[blorgle]

I personally don't think iptables or switching ports is a viable solution and always use the following policy:

All the internal services should never be exposed to the internet and only accept connections from signed packets using IPsec or OpenVPN with TLS auth.

Yes, this means more key management.

[therealmarv]

Interesting approach. I only think that OpenVPN is not more secure than SSH, somewhere needs to be access point/loophole and SSH is pretty good tested for this. It also does not solve the problem when using a single CoreOS server where you need to run OpenVPN in a container (and I'm also not sure if you can access the host from this container).

[vidarh]

You can certainly give the container access to the host a number of ways. For something like OpenVPN --net=host passed to Docker will give OpenVPN full access to the host network.

I agree with you - ssh is fine. If you have multiple CoreOS boxes somewhere without a secure private network, though, OpenVPN, PeerVPN or similar solution works fine.

If you couple it with Flannel set to use host routing, you can give all containers their own IP addresses on non-colliding IP ranges (Flannel takes are of coordinating that via etcd) and Flannel doesn't add (in the host routing variant) extra overhead as it just adds suitable routes on each server.

You can set this up a in few different ways: CoreOS provides Flannel coupled with an "early" Docker daemon (so you'll have two) to run stuff that needs to run before the "real" Docker daemon, such as to set up a VPN etc. You could also use Rocket/ACI containers, or run it outside a container.

Alternatively newer versions of Docker supports network plugins, though I've not yet had time to test this with CoreOS as I already have working VPN setups based on Flannel + early-docker.

[blorgle]

OpenSSH in normal configurations will respond to all requests with an open socket regardless of whether that request is signed or not. Worst case scenario like OpenSSH Unprivileged Remote Code Execution, or Heartbleed style attack.

OpenSSH behind VPN technology like IPsec or OpenVPN (with TLS auth) means that only authorised (in possession of valid signing key) clients see the open socket.
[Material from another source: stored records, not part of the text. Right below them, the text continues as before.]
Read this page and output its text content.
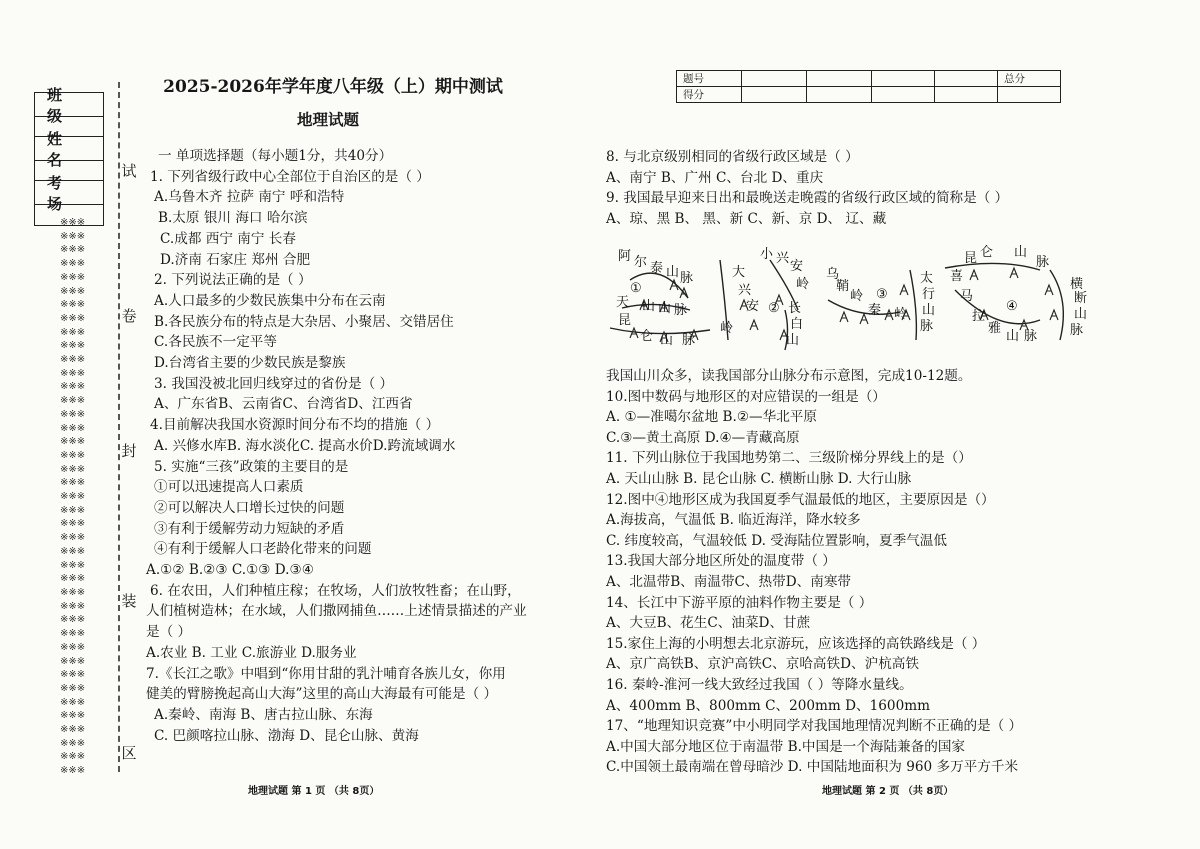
班 级
姓 名
考 场
※※※
※※※
※※※
※※※
※※※
※※※
※※※
※※※
※※※
※※※
※※※
※※※
※※※
※※※
※※※
※※※
※※※
※※※
※※※
※※※
※※※
※※※
※※※
※※※
※※※
※※※
※※※
※※※
※※※
※※※
※※※
※※※
※※※
※※※
※※※
※※※
※※※
※※※
※※※
※※※
※※※
试
卷
封
装
区
2025-2026年学年度八年级（上）期中测试
地理试题
题号					总分
得分					
一 单项选择题（每小题1分，共40分）
1. 下列省级行政中心全部位于自治区的是（ ）
A.乌鲁木齐 拉萨 南宁 呼和浩特
B.太原 银川 海口 哈尔滨
C.成都 西宁 南宁 长春
D.济南 石家庄 郑州 合肥
2. 下列说法正确的是（ ）
A.人口最多的少数民族集中分布在云南
B.各民族分布的特点是大杂居、小聚居、交错居住
C.各民族不一定平等
D.台湾省主要的少数民族是黎族
3. 我国没被北回归线穿过的省份是（ ）
A、广东省B、云南省C、台湾省D、江西省
4.目前解决我国水资源时间分布不均的措施（ ）
A. 兴修水库B. 海水淡化C. 提高水价D.跨流域调水
5. 实施“三孩”政策的主要目的是
①可以迅速提高人口素质
②可以解决人口增长过快的问题
③有利于缓解劳动力短缺的矛盾
④有利于缓解人口老龄化带来的问题
A.①② B.②③ C.①③ D.③④
6. 在农田，人们种植庄稼；在牧场，人们放牧牲畜；在山野，
人们植树造林；在水域，人们撒网捕鱼……上述情景描述的产业
是（ ）
A.农业 B. 工业 C.旅游业 D.服务业
7.《长江之歌》中唱到“你用甘甜的乳汁哺育各族儿女，你用
健美的臂膀挽起高山大海”这里的高山大海最有可能是（ ）
A.秦岭、南海 B、唐古拉山脉、东海
C. 巴颜喀拉山脉、渤海 D、昆仑山脉、黄海
8. 与北京级别相同的省级行政区域是（ ）
A、南宁 B、广州 C、台北 D、重庆
9. 我国最早迎来日出和最晚送走晚霞的省级行政区域的简称是（ ）
A、琼、黑 B、 黑、新 C、新、京 D、 辽、藏
阿 尔 泰 山 脉
天 山 山 脉
昆
仑 山 脉
大
兴
安
岭
小 兴
安
岭
长
白
山
乌
鞘
岭
秦 岭
太
行
山
脉
昆 仑 山
脉
喜
马
拉
雅
山 脉
横
断
山
脉
①
②
③
④
我国山川众多，读我国部分山脉分布示意图，完成10-12题。
10.图中数码与地形区的对应错误的一组是（）
A. ①—准噶尔盆地 B.②—华北平原
C.③—黄土高原 D.④—青藏高原
11. 下列山脉位于我国地势第二、三级阶梯分界线上的是（）
A. 天山山脉 B. 昆仑山脉 C. 横断山脉 D. 大行山脉
12.图中④地形区成为我国夏季气温最低的地区，主要原因是（）
A.海拔高，气温低 B. 临近海洋，降水较多
C. 纬度较高，气温较低 D. 受海陆位置影响，夏季气温低
13.我国大部分地区所处的温度带（ ）
A、北温带B、南温带C、热带D、南寒带
14、长江中下游平原的油料作物主要是（ ）
A、大豆B、花生C、油菜D、甘蔗
15.家住上海的小明想去北京游玩，应该选择的高铁路线是（ ）
A、京广高铁B、京沪高铁C、京哈高铁D、沪杭高铁
16. 秦岭-淮河一线大致经过我国（ ）等降水量线。
A、400mm B、800mm C、200mm D、1600mm
17、“地理知识竞赛”中小明同学对我国地理情况判断不正确的是（ ）
A.中国大部分地区位于南温带 B.中国是一个海陆兼备的国家
C.中国领土最南端在曾母暗沙 D. 中国陆地面积为 960 多万平方千米
地理试题 第 1 页 （共 8页）	地理试题 第 2 页 （共 8页）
OpenSSH does have "SSH certificates", but using VPN technology allows you to secure multiple internal services including those that don't support any encryption natively.

[girvo]

Is there a decent guide to this sort of infrastructure? It's something I've considered for a while but never looked into much.

[kchoudhu]

I have a couple of Ansible playbooks under development to do this -- but it's a very specific topology that may not work for you.

If you are interested, I could post them when they are done.

[girvo]

I'd definitely be interested! Thanks for the offer :)

[kchoudhu]

Oh, hooray. I'm not the only person who runs openvpn to create internal overlay networks.